Thursday, October 11, 2018

Serious Medicine

I was at a marijuana dispensary earlier this week, and what I saw there amused me to no end.  I wasn't actually buying MJ myself, just accompanying someone else to get her own supply.  I was under the impression, prior to going, that dispensaries were regulated and serious, supplying medicine to people who needed it.  Also they were clearly just selling to anyone who wanted to pay.  However, I expected some sort of cursory screening process and at least a pretense of officialness.

I didn't even get a pretense.

The dispensary had a board of daily specials.  Now I may not be any kind of medical expert, but I feel like daily special such as "Hash Wednesdays!" aren't quite selling the 'serious medicine' thing.  Nor was the plate of cookies, the trance music, or the checkout clerk vaping in the corner.

I don't mind any of that of course.  MJ shouldn't be illegal and there is no compelling reason why people should have to jump through crazy hoops to get it.  It should be sold with just as much hucksterism as anything else.

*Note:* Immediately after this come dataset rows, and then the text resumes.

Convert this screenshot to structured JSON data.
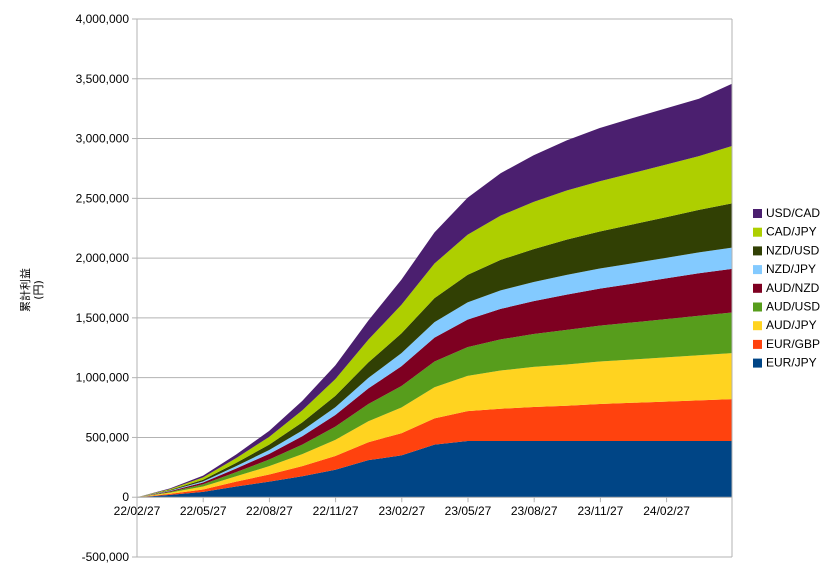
{
  "chart_data": {
    "type": "area",
    "stacked": true,
    "title": "",
    "xlabel": "",
    "ylabel_lines": [
      "累計利益",
      "(円)"
    ],
    "ylim": [
      -500000,
      4000000
    ],
    "yticks": [
      -500000,
      0,
      500000,
      1000000,
      1500000,
      2000000,
      2500000,
      3000000,
      3500000,
      4000000
    ],
    "ytick_labels": [
      "-500,000",
      "0",
      "500,000",
      "1,000,000",
      "1,500,000",
      "2,000,000",
      "2,500,000",
      "3,000,000",
      "3,500,000",
      "4,000,000"
    ],
    "x_tick_labels": [
      "22/02/27",
      "22/05/27",
      "22/08/27",
      "22/11/27",
      "23/02/27",
      "23/05/27",
      "23/08/27",
      "23/11/27",
      "24/02/27"
    ],
    "x": [
      "22/02/27",
      "22/04/12",
      "22/05/27",
      "22/07/12",
      "22/08/27",
      "22/10/12",
      "22/11/27",
      "23/01/12",
      "23/02/27",
      "23/04/12",
      "23/05/27",
      "23/07/12",
      "23/08/27",
      "23/10/12",
      "23/11/27",
      "24/01/12",
      "24/02/27",
      "24/04/12",
      "24/05/27"
    ],
    "grid": true,
    "legend_position": "right",
    "series": [
      {
        "name": "EUR/JPY",
        "color": "#004586",
        "values": [
          0,
          20000,
          45000,
          90000,
          130000,
          175000,
          230000,
          310000,
          350000,
          440000,
          470000,
          470000,
          470000,
          470000,
          470000,
          470000,
          470000,
          470000,
          470000
        ]
      },
      {
        "name": "EUR/GBP",
        "color": "#ff420e",
        "values": [
          0,
          8000,
          20000,
          40000,
          60000,
          85000,
          115000,
          150000,
          185000,
          220000,
          250000,
          270000,
          285000,
          295000,
          310000,
          320000,
          330000,
          340000,
          350000
        ]
      },
      {
        "name": "AUD/JPY",
        "color": "#ffd320",
        "values": [
          0,
          10000,
          25000,
          45000,
          70000,
          100000,
          135000,
          175000,
          215000,
          260000,
          295000,
          320000,
          335000,
          345000,
          355000,
          362000,
          370000,
          378000,
          385000
        ]
      },
      {
        "name": "AUD/USD",
        "color": "#579d1c",
        "values": [
          0,
          7000,
          18000,
          35000,
          55000,
          80000,
          110000,
          145000,
          180000,
          215000,
          240000,
          260000,
          275000,
          290000,
          300000,
          310000,
          320000,
          330000,
          340000
        ]
      },
      {
        "name": "AUD/NZD",
        "color": "#7e0021",
        "values": [
          0,
          6000,
          15000,
          30000,
          48000,
          70000,
          98000,
          130000,
          165000,
          200000,
          230000,
          255000,
          275000,
          295000,
          310000,
          325000,
          340000,
          355000,
          365000
        ]
      },
      {
        "name": "NZD/JPY",
        "color": "#83caff",
        "values": [
          0,
          4000,
          10000,
          20000,
          32000,
          48000,
          65000,
          88000,
          110000,
          130000,
          145000,
          155000,
          160000,
          165000,
          168000,
          170000,
          172000,
          175000,
          178000
        ]
      },
      {
        "name": "NZD/USD",
        "color": "#314004",
        "values": [
          0,
          5000,
          13000,
          27000,
          45000,
          68000,
          95000,
          130000,
          165000,
          200000,
          230000,
          255000,
          275000,
          295000,
          310000,
          325000,
          340000,
          355000,
          370000
        ]
      },
      {
        "name": "CAD/JPY",
        "color": "#aecf00",
        "values": [
          0,
          8000,
          20000,
          40000,
          65000,
          100000,
          140000,
          190000,
          240000,
          290000,
          335000,
          370000,
          395000,
          410000,
          420000,
          430000,
          440000,
          450000,
          480000
        ]
      },
      {
        "name": "USD/CAD",
        "color": "#4b1f6f",
        "values": [
          0,
          6000,
          15000,
          30000,
          50000,
          80000,
          115000,
          160000,
          210000,
          260000,
          310000,
          355000,
          390000,
          420000,
          445000,
          460000,
          470000,
          480000,
          520000
        ]
      }
    ]
  }
}
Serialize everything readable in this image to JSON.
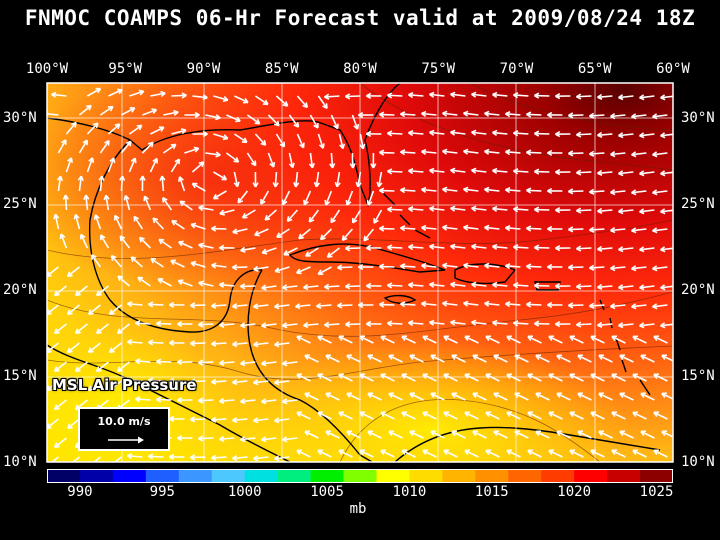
{
  "title": "FNMOC COAMPS 06-Hr Forecast valid at 2009/08/24 18Z",
  "longitude_labels": [
    "100°W",
    "95°W",
    "90°W",
    "85°W",
    "80°W",
    "75°W",
    "70°W",
    "65°W",
    "60°W"
  ],
  "latitude_labels": [
    "30°N",
    "25°N",
    "20°N",
    "15°N",
    "10°N"
  ],
  "map": {
    "lon_range": [
      -100,
      -60
    ],
    "lat_range": [
      10,
      32
    ],
    "field": "MSL Air Pressure",
    "units": "mb",
    "pressure_notes": "Highest (~1022-1025 mb) in the northeast (Atlantic); ~1014-1018 mb over Gulf of Mexico; lowest (~1007-1010 mb) over Central America and the southern Caribbean.",
    "wind_vectors": "easterly trade winds across the Caribbean, anticyclonic flow over the Gulf of Mexico"
  },
  "overlay_label": "MSL Air Pressure",
  "reference_vector": {
    "label": "10.0 m/s",
    "speed": 10.0
  },
  "colorbar": {
    "levels": [
      988,
      990,
      992,
      994,
      996,
      998,
      1000,
      1002,
      1004,
      1006,
      1008,
      1010,
      1012,
      1014,
      1016,
      1018,
      1020,
      1022,
      1024,
      1026
    ],
    "colors": [
      "#000066",
      "#0000a8",
      "#0000ff",
      "#1f5fff",
      "#3c96ff",
      "#4cc8ff",
      "#00e0e0",
      "#00ee80",
      "#00ee00",
      "#80ff00",
      "#ffff00",
      "#ffdc00",
      "#ffb400",
      "#ff9000",
      "#ff6600",
      "#ff3c00",
      "#ff0000",
      "#c80000",
      "#8c0000"
    ],
    "tick_labels": [
      "990",
      "995",
      "1000",
      "1005",
      "1010",
      "1015",
      "1020",
      "1025"
    ],
    "tick_values": [
      990,
      995,
      1000,
      1005,
      1010,
      1015,
      1020,
      1025
    ],
    "unit": "mb"
  }
}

But that contrast between the fact that MJ is clearly being sold as a recreational drug and the official line that it is still illegal here is staggering.  The government is maintaining the line that MJ is dangerous and that it is under control so that all the pearl clutchers can stop worrying about reefer madness while at the same time officials basically ignore MJ being sold openly.  We have this foolish, destructive, hypocritical system that can't decide if MJ should just be lightly regulated and otherwise ignored (it should be) or if it is a dangerous drug that has to be kept away from people no matter the cost.

A week from now MJ will become legal here.  We will finally be able to use it without worrying that we will be tossed in jail, our lives torched in order to prevent us from feeling sleepy and snacky.  Naturally the government is rolling this out in a completely idiotic way, using a single government supplier that won't even have any brick and mortar locations in the beginning.  The lack of competition in supply and the lack of freedom of purchasing means that people will continue to buy from illegal sources, funnelling money into organized crime.

Legalization is a good first step, but the Ontario government is still proceeding as if they can prevent MJ usage by simply making production by the private sector illegal.  A cursory examination of any part of human history can teach us that this is foolish in the extreme.

There are a lot of things that the free market is bad at, but providing MJ is one of the things it would actually be good at.  Tight fisted government control just makes things worse.

At least there is some measure of progress, and in a week I can wander down to my local dispensary and fill out an official looking form to buy my weed without worrying about being imprisoned for my troubles.  That much, at least, is looking up.